Monday, September 8, 2014

Vintage Cardboard Is The Best Cardboard

I recently made a trade with a fellow named Steve, whom I met on Twitter. We actually started out trading cards on the Topps Bunt app, but quickly moved into trading for some real cards. You know....the kind that matter. 

Steve said he rescued some vintage Topps cards from his parents attic, though none of the cards were in great condition. I am not too concerned about the condition of vintage cards I add to my collection, so this was no big deal for me. 

I decided to start with the team card from '72, if only to mention how badly I'd like to see team cards return. They aren't always the most aesthetically pleasing cards, but I think it would be cool to see in Topps Flagship today.

I am becoming a bigger fan of '72 each time I get new cards. On top of one of the better designs in Topps history, we see some great photos in the set. I had never heard of Jim Lefebvre before I received this card, but I really dig his one batting glove. I'm no vintage expert, but it is the oldest card I have of a player wearing batting gloves. Pretty cool to see.

I'm not so sure why I singled out this card (I scanned these weeks ago), but I really enjoy it. Downing had a career year in 1971, his first year in Dodger Blue. As such, this is also his very first card as a member of the Dodgers. 

Yay! Another team card. This one hails from 1966 Topps (We are going way back in time here). If I knew more about the Dodger teams of the past I might be able to point out a few players on here. I do know that Sandy Koufax, Ron Fairly, and the aforementioned Jim Lefebvre are featured on this card somewhere, but that is only because I looked at the back of the card. 

Fun Fact: Jim Lefebvre led the Dodgers in homers in 1965.......with 12.

If you don't like team cards you'll be happy to know this is the last one in this post. Most of you know that this is from 1973, but many of you would be shocked to learn this is my favorite set from the 1970's. Gasp! In a decade of phenomenal cardboard, somehow 1973 came out on top for me. That said, '73 did not run away with that crown and I'm sure my opinion will change over the years. 

The most enjoyable thing about vintage cardboard is the history behind each card. Not only the story of the card's journey into my hands, but the history of the player and the team featured on the card. Every time I pick up a new piece of vintage cardboard, I spend at least five minutes reading about the player on the card. Now I know Osteen pitched a 5-hit shutout against the Twins in Game Three of the 1965 World Series. Thanks for that Mr. Osteen!
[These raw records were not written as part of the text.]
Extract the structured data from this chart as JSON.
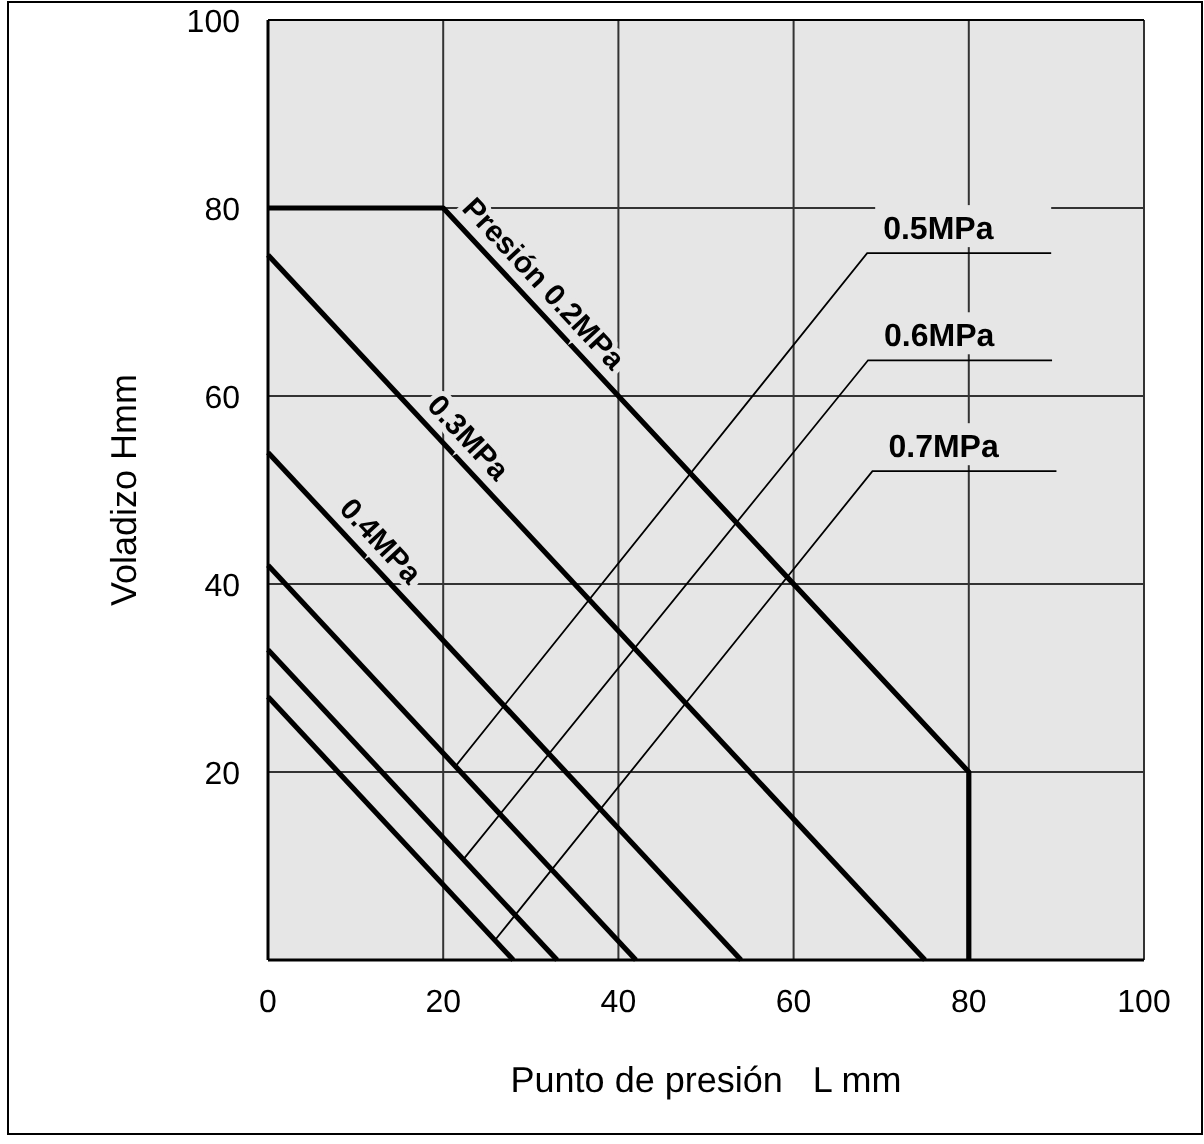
{
  "chart_data": {
    "type": "line",
    "xlabel": "Punto de presión   L mm",
    "ylabel": "Voladizo Hmm",
    "xlim": [
      0,
      100
    ],
    "ylim": [
      0,
      100
    ],
    "xticks": [
      0,
      20,
      40,
      60,
      80,
      100
    ],
    "yticks": [
      20,
      40,
      60,
      80,
      100
    ],
    "grid": true,
    "marker": "none",
    "line_style": "solid",
    "series": [
      {
        "name": "Presión 0.2MPa",
        "color": "#000000",
        "x": [
          0,
          20,
          80,
          80
        ],
        "values": [
          80,
          80,
          20,
          0
        ]
      },
      {
        "name": "0.3MPa",
        "color": "#000000",
        "x": [
          0,
          75
        ],
        "values": [
          75,
          0
        ]
      },
      {
        "name": "0.4MPa",
        "color": "#000000",
        "x": [
          0,
          54
        ],
        "values": [
          54,
          0
        ]
      },
      {
        "name": "0.5MPa",
        "color": "#000000",
        "x": [
          0,
          42
        ],
        "values": [
          42,
          0
        ]
      },
      {
        "name": "0.6MPa",
        "color": "#000000",
        "x": [
          0,
          33
        ],
        "values": [
          33,
          0
        ]
      },
      {
        "name": "0.7MPa",
        "color": "#000000",
        "x": [
          0,
          28
        ],
        "values": [
          28,
          0
        ]
      }
    ]
  }
}
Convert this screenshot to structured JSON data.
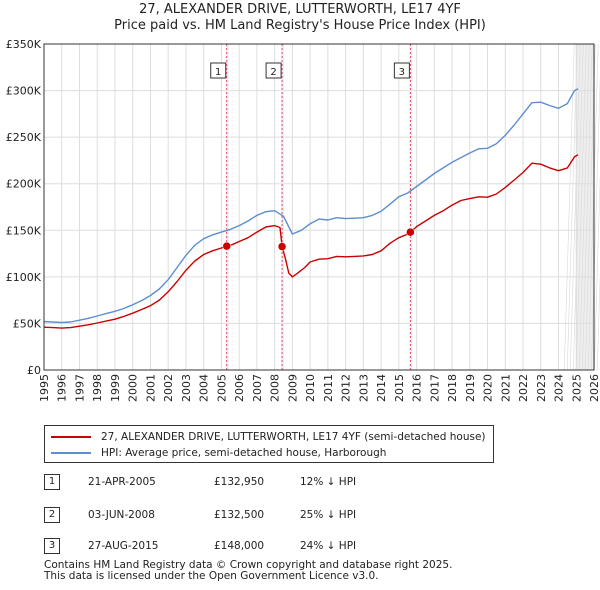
{
  "title": {
    "line1": "27, ALEXANDER DRIVE, LUTTERWORTH, LE17 4YF",
    "line2": "Price paid vs. HM Land Registry's House Price Index (HPI)"
  },
  "chart_data": {
    "type": "line",
    "title": "27, ALEXANDER DRIVE, LUTTERWORTH, LE17 4YF — Price paid vs. HM Land Registry's House Price Index (HPI)",
    "xlim": [
      1995,
      2026
    ],
    "ylim": [
      0,
      350000
    ],
    "y_ticks": [
      0,
      50000,
      100000,
      150000,
      200000,
      250000,
      300000,
      350000
    ],
    "y_tick_labels": [
      "£0",
      "£50K",
      "£100K",
      "£150K",
      "£200K",
      "£250K",
      "£300K",
      "£350K"
    ],
    "x_ticks": [
      1995,
      1996,
      1997,
      1998,
      1999,
      2000,
      2001,
      2002,
      2003,
      2004,
      2005,
      2006,
      2007,
      2008,
      2009,
      2010,
      2011,
      2012,
      2013,
      2014,
      2015,
      2016,
      2017,
      2018,
      2019,
      2020,
      2021,
      2022,
      2023,
      2024,
      2025,
      2026
    ],
    "grid": true,
    "future_shading_from": 2025.0,
    "series": [
      {
        "name": "27, ALEXANDER DRIVE, LUTTERWORTH, LE17 4YF (semi-detached house)",
        "color": "#cc0000",
        "points": [
          [
            1995.0,
            46000
          ],
          [
            1995.5,
            45500
          ],
          [
            1996.0,
            45000
          ],
          [
            1996.5,
            45500
          ],
          [
            1997.0,
            47000
          ],
          [
            1997.5,
            48500
          ],
          [
            1998.0,
            50500
          ],
          [
            1998.5,
            52500
          ],
          [
            1999.0,
            54500
          ],
          [
            1999.5,
            57500
          ],
          [
            2000.0,
            61000
          ],
          [
            2000.5,
            65000
          ],
          [
            2001.0,
            69000
          ],
          [
            2001.5,
            75000
          ],
          [
            2002.0,
            84000
          ],
          [
            2002.5,
            95000
          ],
          [
            2003.0,
            107000
          ],
          [
            2003.5,
            117000
          ],
          [
            2004.0,
            124000
          ],
          [
            2004.5,
            128000
          ],
          [
            2005.0,
            131000
          ],
          [
            2005.3,
            132950
          ],
          [
            2005.6,
            134500
          ],
          [
            2006.0,
            138000
          ],
          [
            2006.5,
            142000
          ],
          [
            2007.0,
            148000
          ],
          [
            2007.5,
            153500
          ],
          [
            2008.0,
            155000
          ],
          [
            2008.3,
            153000
          ],
          [
            2008.42,
            132500
          ],
          [
            2008.6,
            120000
          ],
          [
            2008.8,
            104000
          ],
          [
            2009.0,
            100000
          ],
          [
            2009.3,
            104000
          ],
          [
            2009.7,
            110000
          ],
          [
            2010.0,
            116000
          ],
          [
            2010.5,
            119000
          ],
          [
            2011.0,
            119500
          ],
          [
            2011.5,
            122000
          ],
          [
            2012.0,
            121500
          ],
          [
            2012.5,
            122000
          ],
          [
            2013.0,
            122500
          ],
          [
            2013.5,
            124000
          ],
          [
            2014.0,
            128000
          ],
          [
            2014.5,
            136000
          ],
          [
            2015.0,
            142000
          ],
          [
            2015.4,
            145000
          ],
          [
            2015.65,
            148000
          ],
          [
            2016.0,
            154000
          ],
          [
            2016.5,
            160000
          ],
          [
            2017.0,
            166000
          ],
          [
            2017.5,
            171000
          ],
          [
            2018.0,
            177000
          ],
          [
            2018.5,
            182000
          ],
          [
            2019.0,
            184000
          ],
          [
            2019.5,
            186000
          ],
          [
            2020.0,
            185500
          ],
          [
            2020.5,
            189000
          ],
          [
            2021.0,
            196000
          ],
          [
            2021.5,
            204000
          ],
          [
            2022.0,
            212000
          ],
          [
            2022.5,
            222000
          ],
          [
            2023.0,
            221000
          ],
          [
            2023.5,
            217000
          ],
          [
            2024.0,
            214000
          ],
          [
            2024.5,
            217000
          ],
          [
            2024.9,
            229000
          ],
          [
            2025.1,
            231000
          ]
        ]
      },
      {
        "name": "HPI: Average price, semi-detached house, Harborough",
        "color": "#5b8fcf",
        "points": [
          [
            1995.0,
            52000
          ],
          [
            1995.5,
            51500
          ],
          [
            1996.0,
            51000
          ],
          [
            1996.5,
            51500
          ],
          [
            1997.0,
            53500
          ],
          [
            1997.5,
            55500
          ],
          [
            1998.0,
            58000
          ],
          [
            1998.5,
            60500
          ],
          [
            1999.0,
            63000
          ],
          [
            1999.5,
            66000
          ],
          [
            2000.0,
            70000
          ],
          [
            2000.5,
            74500
          ],
          [
            2001.0,
            80000
          ],
          [
            2001.5,
            87000
          ],
          [
            2002.0,
            97000
          ],
          [
            2002.5,
            110000
          ],
          [
            2003.0,
            123000
          ],
          [
            2003.5,
            134000
          ],
          [
            2004.0,
            141000
          ],
          [
            2004.5,
            145000
          ],
          [
            2005.0,
            148000
          ],
          [
            2005.5,
            151000
          ],
          [
            2006.0,
            155000
          ],
          [
            2006.5,
            160000
          ],
          [
            2007.0,
            166000
          ],
          [
            2007.5,
            170000
          ],
          [
            2008.0,
            171000
          ],
          [
            2008.5,
            165000
          ],
          [
            2009.0,
            146000
          ],
          [
            2009.5,
            150000
          ],
          [
            2010.0,
            157000
          ],
          [
            2010.5,
            162000
          ],
          [
            2011.0,
            161000
          ],
          [
            2011.5,
            163500
          ],
          [
            2012.0,
            162500
          ],
          [
            2012.5,
            163000
          ],
          [
            2013.0,
            163500
          ],
          [
            2013.5,
            166000
          ],
          [
            2014.0,
            170500
          ],
          [
            2014.5,
            178000
          ],
          [
            2015.0,
            186000
          ],
          [
            2015.5,
            190000
          ],
          [
            2016.0,
            197000
          ],
          [
            2016.5,
            204000
          ],
          [
            2017.0,
            211000
          ],
          [
            2017.5,
            217000
          ],
          [
            2018.0,
            223000
          ],
          [
            2018.5,
            228000
          ],
          [
            2019.0,
            233000
          ],
          [
            2019.5,
            237500
          ],
          [
            2020.0,
            238000
          ],
          [
            2020.5,
            243000
          ],
          [
            2021.0,
            252000
          ],
          [
            2021.5,
            263000
          ],
          [
            2022.0,
            275000
          ],
          [
            2022.5,
            287000
          ],
          [
            2023.0,
            287500
          ],
          [
            2023.5,
            284000
          ],
          [
            2024.0,
            281000
          ],
          [
            2024.5,
            286000
          ],
          [
            2024.9,
            300000
          ],
          [
            2025.1,
            302000
          ]
        ]
      }
    ],
    "sales": [
      {
        "label": "1",
        "date": "21-APR-2005",
        "x": 2005.3,
        "price": 132950,
        "price_text": "£132,950",
        "hpi_text": "12% ↓ HPI"
      },
      {
        "label": "2",
        "date": "03-JUN-2008",
        "x": 2008.42,
        "price": 132500,
        "price_text": "£132,500",
        "hpi_text": "25% ↓ HPI"
      },
      {
        "label": "3",
        "date": "27-AUG-2015",
        "x": 2015.65,
        "price": 148000,
        "price_text": "£148,000",
        "hpi_text": "24% ↓ HPI"
      }
    ]
  },
  "footer": {
    "line1": "Contains HM Land Registry data © Crown copyright and database right 2025.",
    "line2": "This data is licensed under the Open Government Licence v3.0."
  }
}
Hey, it's Davy Lopes! I would love to get my hands on a Lopes auto one of these days. I guess I need to make a cardboard to-do list.

If 1973 is my favorite set from the 70's, then 1978 is my least favorite. That said, I do enjoy this card of Doug Rau. Which, by the way, is another new name in my Dodger vocabulary. Speaking of vocabulary, check out this profanity laced tirade between Rau and Tommy Lasorda in the 1977 World Series. Definitely NSFW. 

Woohoo! Another '75 for the collection. This time Rick Auerbach is the lucky player being inserted into my 70's binder. Another new name, I discovered Auerbach was one of the final Dodgers to wear the number 1 for the team. The number 1 was retired by the club in honor of Pee Wee Reese way back in 1984. 

It took me a few minutes to find some info on the final card of this great trade. It comes form a set realeased in 1970 called Topps Scratch Off. It was actually an insert set in Topps that year, but that is all the research I did. Anybody willing to give me some more info?

Thanks again for the great trade, Steve!